Big buzz for adjustable clubs

IAN HUTCHINSON -- Sun Media

, Last Updated: 11:05 AM ET

ORLANDO -- It's miles of aisles at the massive PGA Merchandise Show, where all that is new and wonderful in golf is introduced.

Sore feet and an aching back are the price you pay for participating in this annual three-day marathon that took place last week, but the greatest occupational hazard for somebody who has been hoofing it between booths for years can be cynicism.

In the past, show veterans have been introduced to titanium, oversized clubheads, hot clubfaces, low centre of gravity and the moment of inertia as main stories in the quest to find the ultimate weapon to lower scores and handicaps.

Just as you get your head around those ideas, a new technology is introduced as the latest and greatest. This year, the buzz is all about adjustable clubs.

The United States Golf Association, which rules on equipment matters in North America, has allowed for more forms of club adjustability as long as any modification to a club does not occur during a round. The golf industry has quickly jumped on the bandwagon, which is just starting to roll.

Callaway, for example, has introduced I-Mix Technology, which allows players to customize their driver through the use of interchangeable heads and shafts.

If, for example, it's a windy day, a golfer now will be able to change to a lower-lofted head to minimize the effects of the gusts, or if it's a cold day, the user can change to a shaft better-suited to the weather.
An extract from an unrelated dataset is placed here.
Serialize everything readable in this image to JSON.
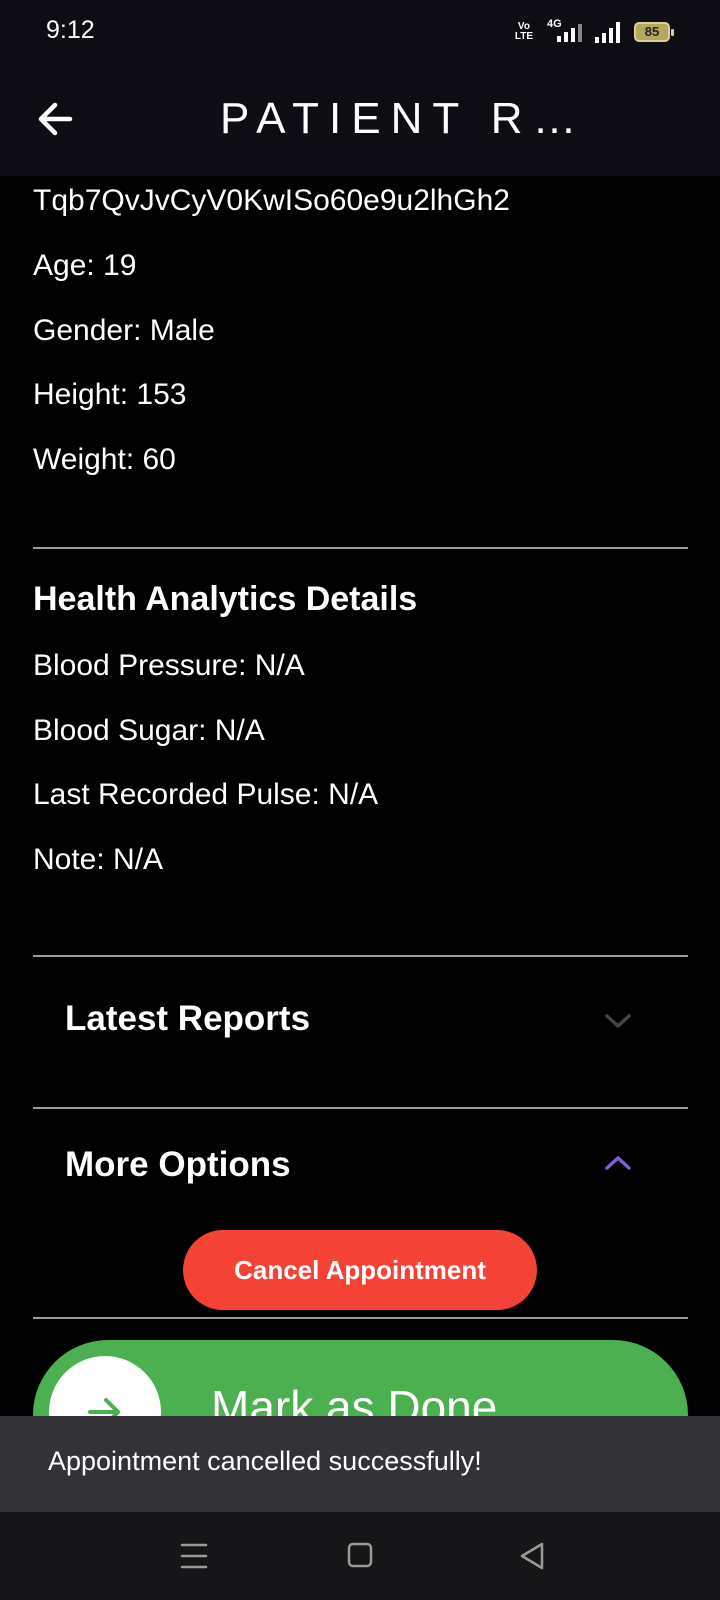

"It's absolutely technology. It's not marketing," said Scott Reid, managing director for Callaway Golf Canada. "It's designed to enhance a person's game.

"You have the option to have a different shaft or a different head or different (centre of gravity) bias in the head, a soft shaft, a stiff shaft depending on playing conditions, tight courses, wide courses," he said.

Last week, TaylorMade introduced its r7 CGB Max Limited driver that incorporates three changeable shafts and nine changeable weights in the head to customize that product to specific individual needs. By the time next year's Orlando show rolls around, more such products are expected to be on display.

"I think all major (golf club companies) will have something," Reid said. "The question is who will have the best one?"

That's actually just one of the questions surrounding the introduction of adjustable clubs, which was the topic of discussion during a symposium at last week's Orlando show. The fact is that the golf industry doesn't know what to make of adjustable clubs right now and the 2008 season will tell the story.

Clubs already were becoming more adjustable after the introduction in recent years of moveable weight technology, which allows players to move weight around in the clubhead to promote specific shot shapes such as draws or fades.

It's believed, however, that many golfers didn't tinker with the clubs after setting up their desired weighting, so will the same hold true now that adjustability has gone to a new level?

"I would say that the company that made the adjustable weights made it probably a little too labour intensive," Reid said.

However, Dick Rugge, senior technical director for the USGA, pointed out at the symposium that the association didn't want it too easy to adjust the clubs for fear that players could potentially tinker with them during a round, leading to an unfair advantage.

So, what's the profile of somebody who buys into the new generation of adjustable clubs? "I believe it will be the better players out of the gate, or the tinkerers," said Reid, adding that there could be a trickle-down effect when other golfers see the lower handicappers adjusting their clubs.

The questions don't end there. What about price with all of those components and a possible recession ahead in the United States and a slower economy forecasted for Canada? Even in the good times, affordability has been a big issue in golf.

What about proper club fitting, a practice that manufacturers and golf professionals have been promoting for years? Will golfers be concerned with the proper loft and shaft for their games anymore when they will be considering several different options with adjustable clubs, which could conceivably be bought online?

As more companies get into the adjustable clubs, will there be a universal connection between heads and shafts? The questions go on and on and Reid admits that the introduction of the adjustable clubs is an experiment that his company will be watching closely in 2008.

"We see it as a test," Reid said. "We're enlisting the opinions of our retailers. When it comes out, we'll be monitoring it closely."